Tenho um irmão que ilustra bem essa situação. Ele tem uma filha de 8 anos de idade, que ficou aos seus cuidados após a separação. Sozinho, assumiu a educação da filha. É ele quem leva ao médico, ao dentista, à escola, ao psicólogo, ao balé. É também quem orienta nas atividades da escola, no banho diário e na alimentação. A criança dando aquele trabalhão e ele sem saber mais o que fazer. Ontem passei horas com ele ao telefone, procurando ajudá-lo a organizar a “rotina emocional” da filha e sua relação pessoal com ela. Ela está assim, precisando de atenção e o tempo todo. Conversamos muito e traçamos estratégias. Contudo, deixei para ele a ideia que somente uma observação diária de seu comportamento pode mesmo nos dar informações de suas demandas emocionais. Mas, saibam o seguinte: mesmo as crianças que aparentemente vivem em um ambiente emocionalmente estável, podem estar denunciando algo com o seu comportamento saliente. Por isso mesmo, devemos estar atentos.

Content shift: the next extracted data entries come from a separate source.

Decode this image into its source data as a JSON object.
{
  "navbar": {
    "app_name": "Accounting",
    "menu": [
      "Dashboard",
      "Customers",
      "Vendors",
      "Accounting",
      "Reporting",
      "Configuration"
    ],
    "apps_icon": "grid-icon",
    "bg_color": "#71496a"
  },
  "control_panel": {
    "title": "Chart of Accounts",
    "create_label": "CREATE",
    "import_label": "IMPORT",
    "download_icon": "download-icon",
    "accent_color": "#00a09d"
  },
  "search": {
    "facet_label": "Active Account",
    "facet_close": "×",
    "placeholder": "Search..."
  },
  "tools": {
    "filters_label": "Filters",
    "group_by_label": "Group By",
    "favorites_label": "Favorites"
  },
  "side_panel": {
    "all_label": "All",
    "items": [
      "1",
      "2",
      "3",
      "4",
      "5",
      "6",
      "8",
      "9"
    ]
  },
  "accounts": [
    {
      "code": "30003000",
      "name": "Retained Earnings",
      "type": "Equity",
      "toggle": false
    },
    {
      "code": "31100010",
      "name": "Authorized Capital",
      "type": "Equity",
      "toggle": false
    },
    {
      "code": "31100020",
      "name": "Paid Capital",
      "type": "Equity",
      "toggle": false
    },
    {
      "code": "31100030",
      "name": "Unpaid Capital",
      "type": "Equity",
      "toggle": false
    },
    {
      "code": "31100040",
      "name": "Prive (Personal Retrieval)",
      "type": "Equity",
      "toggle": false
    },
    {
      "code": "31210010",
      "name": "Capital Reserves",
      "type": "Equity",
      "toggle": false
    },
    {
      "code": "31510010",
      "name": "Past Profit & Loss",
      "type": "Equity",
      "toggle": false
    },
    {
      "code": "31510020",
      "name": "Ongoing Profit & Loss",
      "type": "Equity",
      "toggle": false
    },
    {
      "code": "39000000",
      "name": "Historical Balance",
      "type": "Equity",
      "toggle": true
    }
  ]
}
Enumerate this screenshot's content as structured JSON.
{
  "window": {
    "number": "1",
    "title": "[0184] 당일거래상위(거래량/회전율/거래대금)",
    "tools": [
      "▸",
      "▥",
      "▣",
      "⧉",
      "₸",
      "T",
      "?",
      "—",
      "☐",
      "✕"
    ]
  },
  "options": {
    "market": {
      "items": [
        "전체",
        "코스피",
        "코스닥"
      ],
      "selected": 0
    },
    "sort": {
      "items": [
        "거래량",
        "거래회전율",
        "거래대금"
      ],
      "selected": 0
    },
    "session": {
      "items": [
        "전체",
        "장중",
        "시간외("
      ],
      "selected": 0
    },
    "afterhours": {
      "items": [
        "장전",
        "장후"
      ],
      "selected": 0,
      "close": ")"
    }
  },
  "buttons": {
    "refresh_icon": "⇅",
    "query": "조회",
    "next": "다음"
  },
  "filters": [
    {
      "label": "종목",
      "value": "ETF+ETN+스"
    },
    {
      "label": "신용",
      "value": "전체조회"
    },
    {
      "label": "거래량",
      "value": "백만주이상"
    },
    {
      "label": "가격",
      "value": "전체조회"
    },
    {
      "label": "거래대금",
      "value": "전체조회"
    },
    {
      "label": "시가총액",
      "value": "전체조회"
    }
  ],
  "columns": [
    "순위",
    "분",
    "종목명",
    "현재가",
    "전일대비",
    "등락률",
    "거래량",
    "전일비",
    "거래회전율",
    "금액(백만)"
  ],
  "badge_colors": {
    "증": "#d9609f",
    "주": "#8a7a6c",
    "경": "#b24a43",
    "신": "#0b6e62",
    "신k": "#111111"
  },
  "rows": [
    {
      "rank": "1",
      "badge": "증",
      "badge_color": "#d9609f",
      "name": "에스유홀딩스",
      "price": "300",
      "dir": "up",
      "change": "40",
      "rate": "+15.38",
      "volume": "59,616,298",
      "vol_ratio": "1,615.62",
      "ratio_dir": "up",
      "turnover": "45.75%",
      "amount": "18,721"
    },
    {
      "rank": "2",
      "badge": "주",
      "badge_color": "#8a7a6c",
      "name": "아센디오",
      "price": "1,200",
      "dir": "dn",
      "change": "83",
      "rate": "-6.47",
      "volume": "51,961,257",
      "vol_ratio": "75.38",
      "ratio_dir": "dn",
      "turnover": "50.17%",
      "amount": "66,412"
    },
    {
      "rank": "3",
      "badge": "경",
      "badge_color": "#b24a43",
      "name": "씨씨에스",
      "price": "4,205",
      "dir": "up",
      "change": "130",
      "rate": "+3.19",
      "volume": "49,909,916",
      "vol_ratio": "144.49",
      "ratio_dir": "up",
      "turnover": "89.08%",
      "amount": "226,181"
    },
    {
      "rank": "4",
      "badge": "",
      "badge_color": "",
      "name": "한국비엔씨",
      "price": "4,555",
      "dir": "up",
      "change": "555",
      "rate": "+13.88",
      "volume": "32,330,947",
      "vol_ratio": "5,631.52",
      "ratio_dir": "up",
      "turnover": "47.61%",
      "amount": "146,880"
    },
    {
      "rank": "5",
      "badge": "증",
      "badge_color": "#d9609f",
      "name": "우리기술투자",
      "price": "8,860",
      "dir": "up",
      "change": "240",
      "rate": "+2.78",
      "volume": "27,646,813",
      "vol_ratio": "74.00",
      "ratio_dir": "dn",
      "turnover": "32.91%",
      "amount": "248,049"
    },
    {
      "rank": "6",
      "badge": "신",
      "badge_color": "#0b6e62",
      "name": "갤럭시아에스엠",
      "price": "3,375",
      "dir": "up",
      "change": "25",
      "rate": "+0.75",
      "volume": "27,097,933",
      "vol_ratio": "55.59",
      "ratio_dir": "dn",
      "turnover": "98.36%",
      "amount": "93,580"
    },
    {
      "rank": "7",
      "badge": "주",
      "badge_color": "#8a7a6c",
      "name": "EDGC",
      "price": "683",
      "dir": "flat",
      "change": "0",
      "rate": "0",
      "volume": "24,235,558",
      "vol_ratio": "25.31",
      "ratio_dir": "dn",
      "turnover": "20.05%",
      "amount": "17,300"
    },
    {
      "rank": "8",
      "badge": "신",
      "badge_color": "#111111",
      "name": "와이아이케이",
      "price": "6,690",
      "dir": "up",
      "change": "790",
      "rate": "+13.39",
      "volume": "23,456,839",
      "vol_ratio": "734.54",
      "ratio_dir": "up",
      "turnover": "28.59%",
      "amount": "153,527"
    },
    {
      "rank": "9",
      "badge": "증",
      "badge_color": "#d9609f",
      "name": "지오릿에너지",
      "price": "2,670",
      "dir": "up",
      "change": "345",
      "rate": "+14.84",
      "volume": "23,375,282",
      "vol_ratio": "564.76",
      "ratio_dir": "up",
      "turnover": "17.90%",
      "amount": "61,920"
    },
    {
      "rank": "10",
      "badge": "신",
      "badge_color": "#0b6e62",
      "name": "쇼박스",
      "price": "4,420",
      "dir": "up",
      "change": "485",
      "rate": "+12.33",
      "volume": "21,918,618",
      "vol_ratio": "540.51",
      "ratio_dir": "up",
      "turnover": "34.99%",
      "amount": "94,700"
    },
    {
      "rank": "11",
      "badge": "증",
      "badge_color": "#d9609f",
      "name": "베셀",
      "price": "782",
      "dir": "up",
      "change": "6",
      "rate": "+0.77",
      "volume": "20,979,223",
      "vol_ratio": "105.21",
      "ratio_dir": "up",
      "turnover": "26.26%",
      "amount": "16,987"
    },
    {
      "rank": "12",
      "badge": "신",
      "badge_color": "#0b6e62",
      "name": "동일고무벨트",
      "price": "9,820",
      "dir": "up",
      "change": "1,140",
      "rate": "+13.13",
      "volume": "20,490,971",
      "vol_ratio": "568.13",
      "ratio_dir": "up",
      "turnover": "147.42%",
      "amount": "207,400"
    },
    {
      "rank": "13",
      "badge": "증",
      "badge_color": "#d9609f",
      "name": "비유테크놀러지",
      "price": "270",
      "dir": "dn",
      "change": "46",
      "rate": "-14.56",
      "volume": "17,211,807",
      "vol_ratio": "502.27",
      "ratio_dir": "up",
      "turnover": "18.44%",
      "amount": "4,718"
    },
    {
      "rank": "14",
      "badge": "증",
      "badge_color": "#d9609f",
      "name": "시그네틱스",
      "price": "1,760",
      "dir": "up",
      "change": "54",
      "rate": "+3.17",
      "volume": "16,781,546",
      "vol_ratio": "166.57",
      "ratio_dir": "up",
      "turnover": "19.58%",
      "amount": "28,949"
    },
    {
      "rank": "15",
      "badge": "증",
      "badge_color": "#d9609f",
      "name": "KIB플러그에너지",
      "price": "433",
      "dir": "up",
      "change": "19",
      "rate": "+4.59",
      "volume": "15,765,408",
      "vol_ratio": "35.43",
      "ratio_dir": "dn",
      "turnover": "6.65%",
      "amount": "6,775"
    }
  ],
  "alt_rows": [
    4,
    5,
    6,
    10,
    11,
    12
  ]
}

Sei que já tratei de comportamento infantil com vocês e dei algumas dicas para as birras e manhas. O que procuro agora, é levar vocês para a seguinte reflexão: o que está provocando em meu filho esse comportamento inadequado? É isso mesmo, estou provocando um desdobramento de nosso olhar sobre as nossas crianças. Chamando para nós a responsabilidade de estarmos atentos aos sinais que denunciam as necessidades emocionais que não estão evidentes. Vamos lembrar o que tenho dito a vocês. As crianças precisam de um reforço positivo para que reajam bem. No caso, refiro-me a força do elogio. Elogios, são o combustível das crianças. Quando você compreender isso, poderá resolver praticamente qualquer problema que encontrar. Não pense que é tão simples assim. Sabe por que não é? Porque as pessoas não sabem elogiar e quando fazem, não dão sentido real. Parece um ato protocolar do tipo: “Parabéns, estou orgulhoso de você! ” Grande coisa, a professora na escola faz melhor! Algumas pessoas se sentem constrangidas, pois elas mesmas nunca teriam recebido um elogio de seus pais. É difícil reproduzir algo que não tivemos. É mais fácil corrigir, exigir mudança de postura e resultados positivos na escola. Isso fazemos sempre e com muita habilidade. Vale pontuar então que um elogio eficaz, carinhoso, verdadeiro e sonoro, incentiva o bom comportamento e eleva a autoestima de nossos filhos.
Assim, vamos lá! “O elogio de resultados” deve ser específico e não genérico. Precisa ser personalizado. Esse negócio de elogiar os filhos em comum não funciona. Tem que ser dirigido ao filho que está merecendo. Um bom elogio requer concentração total, valorizando o momento e o ato de elogiar. Ao elogiar, demonstrem animação, deixem de lado o protocolo. Devemos ter afeto, pois as crianças são afetividade sempre. Elogie imediatamente e com frequência. Eles não podem ter hora marcada. Tem que pegá-los de surpresa. Essas dicas, eu tirei do livro de Nigel Latta, intitulado “Por dentro da cabeça do Seu Filho”, páginas 144/145. Foi editado pela Editora Fundamento, em 2009. Vale a pena ler toda a obra.